I Forgot I Had a Sister-in-Law

This isn’t really about my sister-in-law. It’s also not clickbait. Until a month ago, I literally forgot she existed.

The last time I saw her, she was wearing a wedding dress and exchanging vows with my brother. That was almost ten years ago. They settled on a small reception at a friend’s house. Guests drank champagne in a living room that looked like it was decorated by Laura Ashley herself, while I excused myself to sneak shots of tequila I had stashed in the fridge behind a fruit tray. They cut the cake (I didn’t eat it.) The majority of the time I hid in the kitchen, pacing in front of the fridge like I was guarding a moat. “Is something wrong with you?” my mother asked under her breath, not so much out of concern, but irritation. “I’m just tired.” Only, I had a sneaking suspicion this was the last time I would see any of them ever again.

Being raised as one of Jehovah’s Witnesses, I was very lonely. That’s not the case for everyone. Some come from large families. Even if they, too, are indoctrinated from birth, they still have siblings to play with. They have cousins in the neighborhood, and Grandma lives two blocks down. My father’s side of the family were “believers”, but may as well have not existed. They lived a few hours away in West Texas and made their one token visit in the eighties (frankly, I think it was an aberration.) My mother’s family were New Yorkers, none of them Jehovah’s Witnesses, and the ones who were lived on the other side of the Atlantic and talked shit about us in German at the dinner table. 
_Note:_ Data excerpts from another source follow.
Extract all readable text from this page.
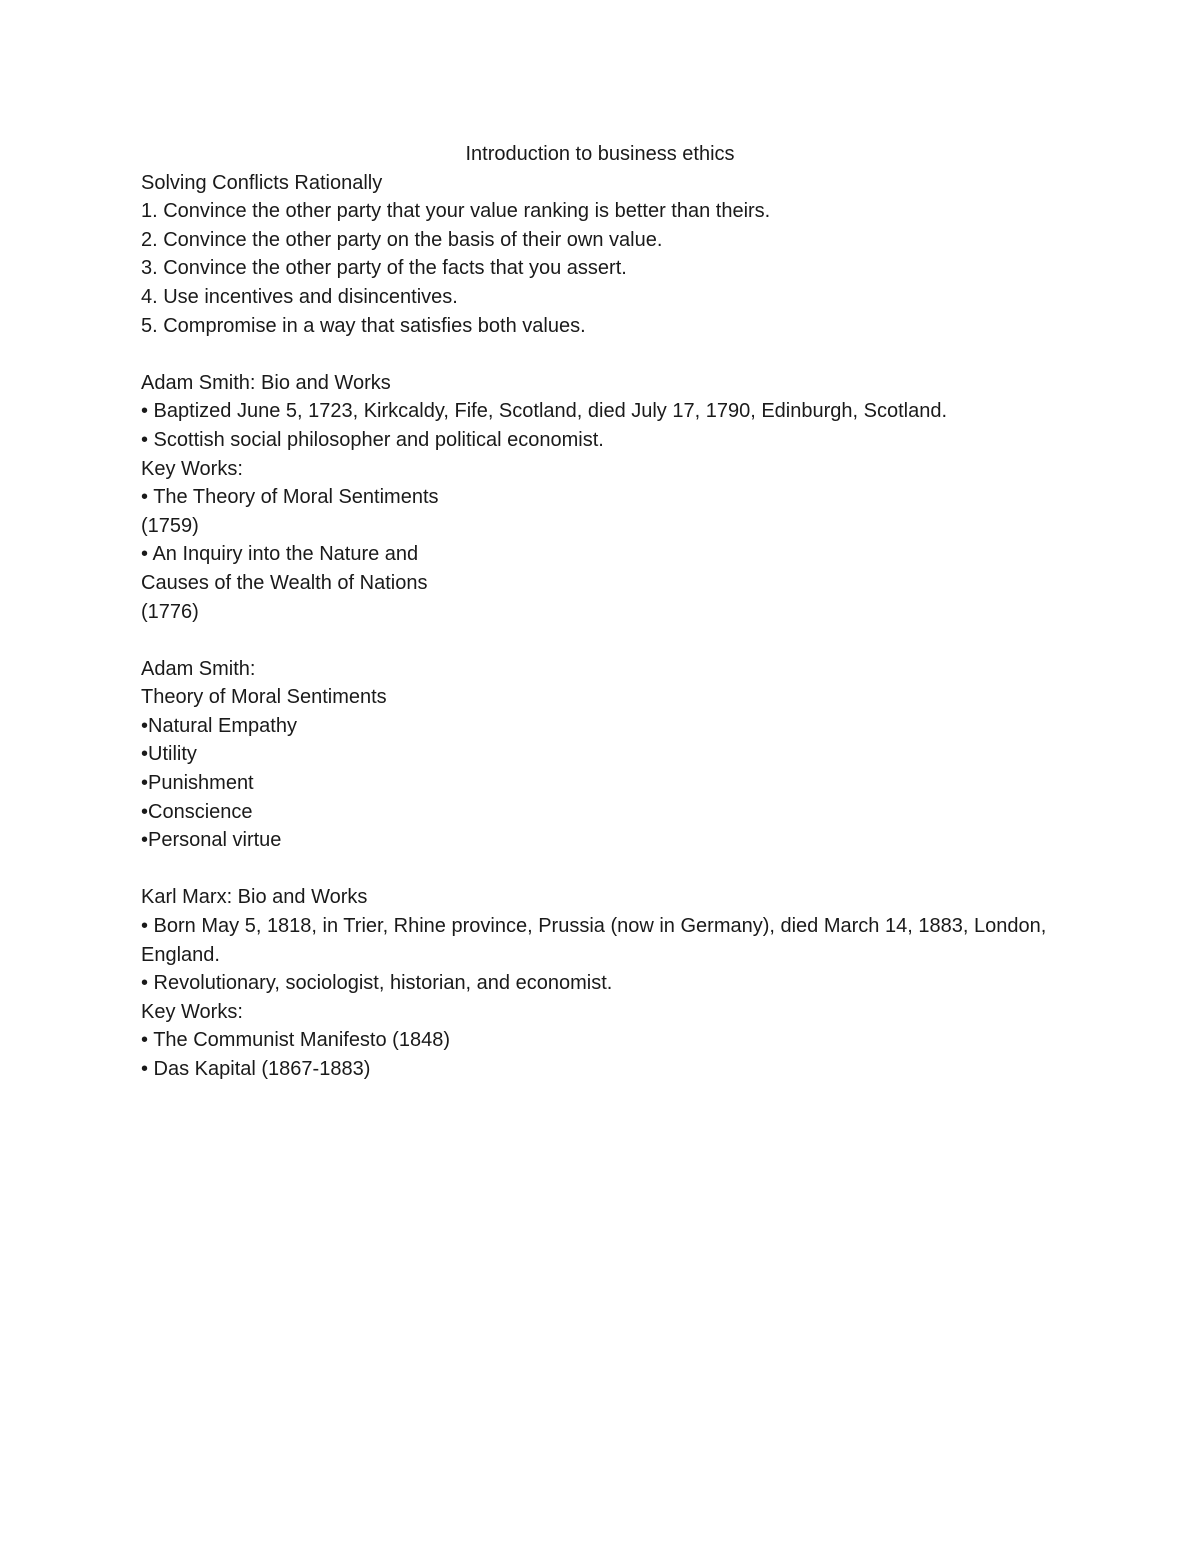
Introduction to business ethics
Solving Conflicts Rationally
1. Convince the other party that your value ranking is better than theirs.
2. Convince the other party on the basis of their own value.
3. Convince the other party of the facts that you assert.
4. Use incentives and disincentives.
5. Compromise in a way that satisfies both values.
Adam Smith: Bio and Works
• Baptized June 5, 1723, Kirkcaldy, Fife, Scotland, died July 17, 1790, Edinburgh, Scotland.
• Scottish social philosopher and political economist.
Key Works:
• The Theory of Moral Sentiments
(1759)
• An Inquiry into the Nature and
Causes of the Wealth of Nations
(1776)
Adam Smith:
Theory of Moral Sentiments
•Natural Empathy
•Utility
•Punishment
•Conscience
•Personal virtue
Karl Marx: Bio and Works
• Born May 5, 1818, in Trier, Rhine province, Prussia (now in Germany), died March 14, 1883, London, England.
• Revolutionary, sociologist, historian, and economist.
Key Works:
• The Communist Manifesto (1848)
• Das Kapital (1867-1883)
What does this have to do with my sister-in-law? I had decades of practice detaching myself from people. As one of Jehovah’s Witnesses, I was taught to avoid my classmates, coworkers, and yes, even blood relatives who didn’t “serve Jehovah.” That left me with a small pool of forced associates at the Kingdom Hall, and an estranged brother whose neck I would hug for the last time on his wedding day. I don’t blame him. It couldn’t have been easy being a 16 year-old guy with a sister in kindergarten. The age gap didn’t help, but the Jehovah’s Witnesses managed to drive the final wedge between us, removing what little semblance of normalcy I had always longed for.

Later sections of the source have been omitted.